CSPAutoGen: Black-box Enforcement of Content Security Policy upon Real-world Websites

Content security policy (CSP) which has been standardized by W3C and adopted by all major commercial browsers-is one of the most promising approaches for defending against cross-site scripting (XSS) attacks. Although client-side adoption of CSP is successful, server-side adoption is far behind the client side: according to a large-scale survey, less than 0.002% of Alexa Top 1M websites enabled CSP. To facilitate the adoption of CSP, we propose CSPAutoGen to enable CSP in real-time, without server modifications, and being compatible with real-world websites.

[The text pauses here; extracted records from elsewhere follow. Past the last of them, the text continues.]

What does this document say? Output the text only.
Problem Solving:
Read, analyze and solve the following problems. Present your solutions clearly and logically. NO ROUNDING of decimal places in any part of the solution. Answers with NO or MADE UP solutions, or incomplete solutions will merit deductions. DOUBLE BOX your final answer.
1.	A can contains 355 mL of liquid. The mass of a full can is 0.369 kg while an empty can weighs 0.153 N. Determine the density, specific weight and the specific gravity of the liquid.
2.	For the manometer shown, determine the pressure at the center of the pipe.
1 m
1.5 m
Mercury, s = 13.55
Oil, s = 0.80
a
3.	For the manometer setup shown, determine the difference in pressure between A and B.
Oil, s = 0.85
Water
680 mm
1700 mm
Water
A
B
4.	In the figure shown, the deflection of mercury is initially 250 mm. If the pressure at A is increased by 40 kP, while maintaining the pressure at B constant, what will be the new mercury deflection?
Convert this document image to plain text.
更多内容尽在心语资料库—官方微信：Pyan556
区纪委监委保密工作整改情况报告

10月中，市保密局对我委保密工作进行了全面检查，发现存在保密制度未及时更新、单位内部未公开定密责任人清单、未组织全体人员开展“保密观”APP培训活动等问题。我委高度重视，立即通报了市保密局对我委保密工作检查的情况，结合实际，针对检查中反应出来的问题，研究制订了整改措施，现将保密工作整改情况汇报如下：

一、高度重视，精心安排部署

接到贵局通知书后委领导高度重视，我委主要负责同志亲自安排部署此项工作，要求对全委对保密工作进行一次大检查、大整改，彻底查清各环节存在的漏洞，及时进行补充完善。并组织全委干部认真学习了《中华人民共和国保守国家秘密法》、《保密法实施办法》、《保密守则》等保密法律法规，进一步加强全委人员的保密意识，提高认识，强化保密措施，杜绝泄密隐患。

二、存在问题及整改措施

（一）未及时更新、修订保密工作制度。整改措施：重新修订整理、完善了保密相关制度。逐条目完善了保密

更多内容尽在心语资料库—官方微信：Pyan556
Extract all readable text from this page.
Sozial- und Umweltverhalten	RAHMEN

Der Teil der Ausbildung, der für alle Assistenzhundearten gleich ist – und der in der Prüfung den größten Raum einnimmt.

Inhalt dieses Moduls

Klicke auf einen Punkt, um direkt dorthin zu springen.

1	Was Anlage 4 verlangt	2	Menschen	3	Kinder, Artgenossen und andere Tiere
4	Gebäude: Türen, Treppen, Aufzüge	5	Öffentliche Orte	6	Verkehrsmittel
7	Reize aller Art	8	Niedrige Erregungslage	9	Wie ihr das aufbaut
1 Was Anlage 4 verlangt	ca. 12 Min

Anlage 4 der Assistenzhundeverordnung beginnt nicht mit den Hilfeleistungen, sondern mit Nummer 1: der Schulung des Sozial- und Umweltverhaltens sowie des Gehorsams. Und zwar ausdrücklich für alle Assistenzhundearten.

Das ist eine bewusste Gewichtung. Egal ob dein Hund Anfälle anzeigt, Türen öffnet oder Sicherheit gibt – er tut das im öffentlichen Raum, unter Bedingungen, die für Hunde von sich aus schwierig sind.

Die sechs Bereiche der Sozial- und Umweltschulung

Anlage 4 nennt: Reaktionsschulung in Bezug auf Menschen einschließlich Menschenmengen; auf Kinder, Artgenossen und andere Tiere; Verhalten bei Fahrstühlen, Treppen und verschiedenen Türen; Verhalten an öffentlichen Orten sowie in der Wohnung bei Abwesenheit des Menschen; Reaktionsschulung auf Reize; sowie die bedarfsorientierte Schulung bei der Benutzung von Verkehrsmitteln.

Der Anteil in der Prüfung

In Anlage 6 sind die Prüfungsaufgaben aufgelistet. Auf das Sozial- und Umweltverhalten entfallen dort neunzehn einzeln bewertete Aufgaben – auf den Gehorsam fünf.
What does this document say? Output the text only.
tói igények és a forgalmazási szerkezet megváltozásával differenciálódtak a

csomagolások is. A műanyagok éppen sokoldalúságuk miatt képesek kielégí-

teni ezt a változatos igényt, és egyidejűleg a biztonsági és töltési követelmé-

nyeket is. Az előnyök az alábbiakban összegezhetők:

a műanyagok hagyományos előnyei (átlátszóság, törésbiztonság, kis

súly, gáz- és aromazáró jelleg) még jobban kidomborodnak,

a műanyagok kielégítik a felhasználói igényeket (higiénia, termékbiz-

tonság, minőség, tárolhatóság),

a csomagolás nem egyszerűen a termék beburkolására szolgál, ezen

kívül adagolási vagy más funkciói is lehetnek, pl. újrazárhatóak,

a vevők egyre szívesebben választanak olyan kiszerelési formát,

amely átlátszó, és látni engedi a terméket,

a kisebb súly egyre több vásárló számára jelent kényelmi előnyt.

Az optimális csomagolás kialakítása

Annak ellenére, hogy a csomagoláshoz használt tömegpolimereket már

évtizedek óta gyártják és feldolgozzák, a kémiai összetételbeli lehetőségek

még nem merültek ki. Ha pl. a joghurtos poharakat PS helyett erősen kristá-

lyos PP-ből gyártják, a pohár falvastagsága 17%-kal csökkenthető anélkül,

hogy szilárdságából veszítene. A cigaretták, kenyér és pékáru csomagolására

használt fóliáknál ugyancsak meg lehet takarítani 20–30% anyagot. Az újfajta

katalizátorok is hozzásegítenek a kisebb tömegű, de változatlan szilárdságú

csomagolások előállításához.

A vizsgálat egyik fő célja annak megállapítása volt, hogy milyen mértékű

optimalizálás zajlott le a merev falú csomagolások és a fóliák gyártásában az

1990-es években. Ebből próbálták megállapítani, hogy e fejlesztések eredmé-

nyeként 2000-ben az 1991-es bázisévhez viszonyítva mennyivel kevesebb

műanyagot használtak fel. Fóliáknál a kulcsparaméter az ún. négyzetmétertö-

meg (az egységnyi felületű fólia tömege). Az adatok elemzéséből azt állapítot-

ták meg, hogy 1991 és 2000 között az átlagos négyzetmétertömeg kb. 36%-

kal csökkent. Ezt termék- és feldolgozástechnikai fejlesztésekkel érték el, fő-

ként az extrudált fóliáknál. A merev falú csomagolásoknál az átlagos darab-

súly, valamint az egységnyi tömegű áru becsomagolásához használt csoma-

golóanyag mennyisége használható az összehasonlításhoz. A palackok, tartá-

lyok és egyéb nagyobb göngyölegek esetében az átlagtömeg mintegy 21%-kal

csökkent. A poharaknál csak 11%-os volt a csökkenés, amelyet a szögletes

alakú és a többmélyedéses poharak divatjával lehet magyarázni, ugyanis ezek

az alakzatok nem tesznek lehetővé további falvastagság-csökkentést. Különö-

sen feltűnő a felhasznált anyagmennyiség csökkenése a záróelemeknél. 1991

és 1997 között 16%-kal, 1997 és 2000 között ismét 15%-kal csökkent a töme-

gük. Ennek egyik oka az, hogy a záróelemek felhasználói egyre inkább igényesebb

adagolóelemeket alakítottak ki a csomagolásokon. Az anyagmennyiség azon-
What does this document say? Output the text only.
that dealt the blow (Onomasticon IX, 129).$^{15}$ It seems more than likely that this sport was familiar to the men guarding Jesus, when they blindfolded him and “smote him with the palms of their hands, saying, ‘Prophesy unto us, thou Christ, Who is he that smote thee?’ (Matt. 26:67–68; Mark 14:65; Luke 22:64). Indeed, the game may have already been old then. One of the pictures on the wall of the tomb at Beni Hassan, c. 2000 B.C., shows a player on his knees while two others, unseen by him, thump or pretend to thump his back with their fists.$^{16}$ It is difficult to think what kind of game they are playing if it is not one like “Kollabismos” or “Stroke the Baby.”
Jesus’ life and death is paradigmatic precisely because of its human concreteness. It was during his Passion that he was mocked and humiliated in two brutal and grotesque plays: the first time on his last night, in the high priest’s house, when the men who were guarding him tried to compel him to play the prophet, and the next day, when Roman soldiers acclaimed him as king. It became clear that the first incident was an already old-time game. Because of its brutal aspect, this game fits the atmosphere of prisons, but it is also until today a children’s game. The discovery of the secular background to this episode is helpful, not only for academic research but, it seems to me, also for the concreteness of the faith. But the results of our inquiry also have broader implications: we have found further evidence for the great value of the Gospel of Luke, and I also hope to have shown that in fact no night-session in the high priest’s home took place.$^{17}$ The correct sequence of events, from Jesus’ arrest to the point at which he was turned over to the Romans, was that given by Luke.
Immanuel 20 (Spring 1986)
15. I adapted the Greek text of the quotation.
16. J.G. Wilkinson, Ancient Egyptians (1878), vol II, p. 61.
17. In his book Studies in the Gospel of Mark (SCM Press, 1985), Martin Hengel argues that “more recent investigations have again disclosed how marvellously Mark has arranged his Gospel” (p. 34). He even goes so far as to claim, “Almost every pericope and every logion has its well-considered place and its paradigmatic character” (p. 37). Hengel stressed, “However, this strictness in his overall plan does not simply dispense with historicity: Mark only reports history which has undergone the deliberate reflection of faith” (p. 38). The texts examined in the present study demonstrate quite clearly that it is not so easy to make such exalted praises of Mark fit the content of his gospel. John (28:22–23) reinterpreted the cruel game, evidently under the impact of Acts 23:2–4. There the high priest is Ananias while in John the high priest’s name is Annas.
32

Specifically, CSPAutoGen trains so-called templates for each domain, generates CSPs based on the templates, rewrites incoming webpages on the fly to apply those generated CSPs, and then serves those rewritten webpages to client browsers. CSPAutoGen is designed to automatically enforce the most secure and strict version of CSP without enabling "unsafe-inline" and "unsafe-eval", i.e., CSPAutoGen can handle all the inline and dynamic scripts. We have implemented a prototype of CSPAutoGen, and our evaluation shows that CSPAutoGen can correctly render all the Alexa Top 50 websites. Moreover, we conduct extensive case studies on five popular websites, indicating that CSPAutoGen can preserve the behind-the-login functionalities, such as sending emails and posting comments. Our security analysis shows that CSPAutoGen is able to defend against all the tested real-world XSS attacks.